Preventing underage drinking requires more than a lock on the liquor cabinet. Nordstrom, a parent of teens, said it starts with a conversation.

“In survey after survey, it’s shown that parental attitudes and parental expectations are the single biggest determiner of whether or not a kid will drink,” he said.

“So just having the conversation as a parent where you make your expectations, or you make your values clear, that’s going to be the single best thing you can do.”

One way to start the dialogue is to ask what other kids at school do, instead of asking your child directly if he or his friends drink alcohol. Then, ask your child what he thinks about his classmates’ choices — “And then you can kind of back into the conversation that way,” Nordstrom said.
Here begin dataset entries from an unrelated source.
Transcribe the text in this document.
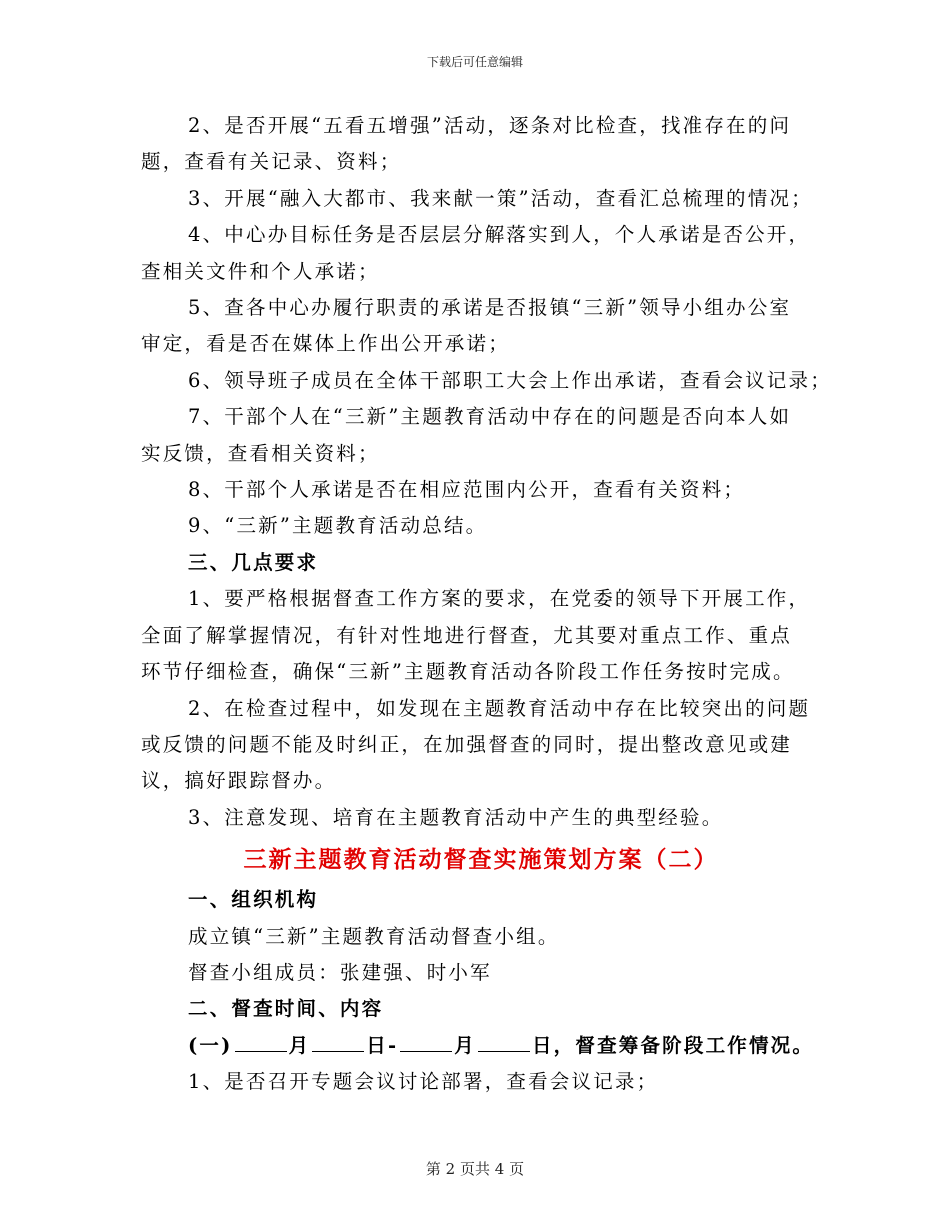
下载后可任意编辑

2、是否开展“五看五增强”活动，逐条对比检查，找准存在的问

题，查看有关记录、资料；

3、开展“融入大都市、我来献一策”活动，查看汇总梳理的情况；

4、中心办目标任务是否层层分解落实到人，个人承诺是否公开，

查相关文件和个人承诺；

5、查各中心办履行职责的承诺是否报镇“三新”领导小组办公室

审定，看是否在媒体上作出公开承诺；

6、领导班子成员在全体干部职工大会上作出承诺，查看会议记录；

7、干部个人在“三新”主题教育活动中存在的问题是否向本人如

实反馈，查看相关资料；

8、干部个人承诺是否在相应范围内公开，查看有关资料；

9、“三新”主题教育活动总结。

三、几点要求

1、要严格根据督查工作方案的要求，在党委的领导下开展工作，

全面了解掌握情况，有针对性地进行督查，尤其要对重点工作、重点

环节仔细检查，确保“三新”主题教育活动各阶段工作任务按时完成。

2、在检查过程中，如发现在主题教育活动中存在比较突出的问题

或反馈的问题不能及时纠正，在加强督查的同时，提出整改意见或建

议，搞好跟踪督办。

3、注意发现、培育在主题教育活动中产生的典型经验。

三新主题教育活动督查实施策划方案（二）

一、组织机构

成立镇“三新”主题教育活动督查小组。

督查小组成员：张建强、时小军

二、督查时间、内容

(一)	月	日-	月	日，督查筹备阶段工作情况。

1、是否召开专题会议讨论部署，查看会议记录；

第 2 页共 4 页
A few messages to drive home during these discussions center around health and safety. With his children, Nordstrom emphasizes that there is no place for alcohol when it comes to driving, and that they should never get in the car with someone who has been drinking. Instead, call home for a ride, no matter the time of night.

He also recommends talking about the impact underage drinking has on brain development. Research shows a teenage brain responds differently to alcohol than an adult brain, and can impact brain structure and function.

“And [I tell them] it’s in their best interest to just hold off on drinking and doing things like that until their brain is done developing,” Nordstrom said.

Like any serious conversation with teenagers, it’s not uncommon to get one-word responses or even blown off. But keep at it.

“It seems like they’re not listening, but they are,” Nordstrom said.

“It’s very important for parents to recognize that they have a lot more power than they think they do, they have a lot more influence than they might believe, and that this is a critical time in a kid’s development, and just being open with them, encouraging dialogue and making sure that they understand what your hopes are for them is the best thing that you can do.”

Plus, even an awkward conversation is better than no conversation.

“When it comes to parents, sometimes there’s this sense that there’s a right way to do this and that you have to have all your ducks in a row and that you have to go into this conversation and be in charge of it and run it, and that’s a lot of pressure, and that pressure can be so great that people just don’t have the discussion. And really the only wrong way to have the discussion is to not have the discussion.”